Safety authorities require your employer to provide PPE approved by the American National Standards Institute.

Visual inspections

While your employer is responsible for the maintenance of heavy equipment, you can protect yourself by conducting visual inspections of the following at the start of every shift:

  • Check the condition of your machine's tires and tracks.
  • Check all fluids such as hydraulic fluids, engine oil and other oil levels.
  • Look for damage on booms, buckets and hoses.
  • Check for loose connections on air compressors that can cause injury and affect performance.

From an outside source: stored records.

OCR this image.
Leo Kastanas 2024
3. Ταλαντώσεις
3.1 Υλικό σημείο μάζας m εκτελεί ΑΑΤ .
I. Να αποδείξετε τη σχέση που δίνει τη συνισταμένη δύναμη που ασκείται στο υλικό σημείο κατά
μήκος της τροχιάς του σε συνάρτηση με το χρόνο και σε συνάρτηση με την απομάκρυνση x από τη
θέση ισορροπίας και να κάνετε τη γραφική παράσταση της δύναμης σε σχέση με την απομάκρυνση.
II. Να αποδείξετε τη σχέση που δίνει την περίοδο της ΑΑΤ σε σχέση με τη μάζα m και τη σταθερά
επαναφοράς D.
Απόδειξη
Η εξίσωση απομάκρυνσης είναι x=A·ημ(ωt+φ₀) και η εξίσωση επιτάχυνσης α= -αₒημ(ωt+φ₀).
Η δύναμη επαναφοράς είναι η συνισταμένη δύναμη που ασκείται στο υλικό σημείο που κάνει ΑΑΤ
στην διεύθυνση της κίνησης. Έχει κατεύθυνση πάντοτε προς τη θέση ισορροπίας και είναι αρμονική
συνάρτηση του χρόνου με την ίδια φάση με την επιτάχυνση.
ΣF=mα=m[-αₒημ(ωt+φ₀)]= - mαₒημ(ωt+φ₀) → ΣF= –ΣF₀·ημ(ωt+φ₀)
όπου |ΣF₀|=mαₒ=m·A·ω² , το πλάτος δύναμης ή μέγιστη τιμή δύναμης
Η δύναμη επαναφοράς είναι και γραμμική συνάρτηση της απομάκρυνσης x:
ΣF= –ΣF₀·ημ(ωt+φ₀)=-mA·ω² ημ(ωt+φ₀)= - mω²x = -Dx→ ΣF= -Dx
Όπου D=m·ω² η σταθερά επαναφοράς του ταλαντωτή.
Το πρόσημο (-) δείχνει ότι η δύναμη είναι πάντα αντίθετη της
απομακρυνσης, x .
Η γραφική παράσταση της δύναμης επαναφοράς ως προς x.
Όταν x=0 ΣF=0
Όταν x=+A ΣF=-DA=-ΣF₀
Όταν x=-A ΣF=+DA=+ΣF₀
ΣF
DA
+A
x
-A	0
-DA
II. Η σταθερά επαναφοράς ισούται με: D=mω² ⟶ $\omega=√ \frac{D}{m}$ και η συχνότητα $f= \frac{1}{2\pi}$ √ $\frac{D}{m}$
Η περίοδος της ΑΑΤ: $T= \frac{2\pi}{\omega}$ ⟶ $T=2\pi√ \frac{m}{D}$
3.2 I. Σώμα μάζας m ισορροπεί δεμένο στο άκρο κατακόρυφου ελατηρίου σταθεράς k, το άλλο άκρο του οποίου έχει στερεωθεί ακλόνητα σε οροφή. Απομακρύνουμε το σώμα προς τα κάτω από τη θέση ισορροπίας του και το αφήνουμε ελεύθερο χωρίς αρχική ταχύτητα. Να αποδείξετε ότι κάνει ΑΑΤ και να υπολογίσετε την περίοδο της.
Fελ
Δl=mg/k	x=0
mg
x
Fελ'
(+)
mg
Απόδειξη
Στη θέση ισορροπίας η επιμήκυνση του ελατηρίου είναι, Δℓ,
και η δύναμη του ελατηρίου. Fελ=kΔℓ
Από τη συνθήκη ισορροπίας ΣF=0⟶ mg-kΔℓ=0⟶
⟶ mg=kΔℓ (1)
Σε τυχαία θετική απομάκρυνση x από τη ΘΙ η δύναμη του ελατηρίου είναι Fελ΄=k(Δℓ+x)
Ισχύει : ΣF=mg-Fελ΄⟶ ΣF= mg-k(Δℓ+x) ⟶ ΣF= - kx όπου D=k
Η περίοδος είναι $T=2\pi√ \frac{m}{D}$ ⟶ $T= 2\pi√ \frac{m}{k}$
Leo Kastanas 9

Note that visual inspections can prevent injuries and save lives.

Awareness

Alertness to the surroundings on the job site is crucial. Always be aware of the following:

  • Make sure only trained and authorized workers enter the hazardous area where you operate heavy equipment.
  • Always make sure you know the extent of your machine's movement. Know the crane's swing radius or other peripheral movements.
  • Make sure you know of the presence of overhead power lines and plan the job to avoid such hazards.
  • Also, be aware of underground dangers such as sewage, water, gas and electrical lines. Mark their locations before work commences.

Never lose sight of ground-level workers.

Your rights to compensation

California workers in all industries are entitled to workers' compensation benefits. If you suffer job site injuries while operating a piece of heavy equipment, reporting the incident will start the wheels rolling for potential compensation. You can use the assistance of legal counsel to help you navigate the benefits claims process.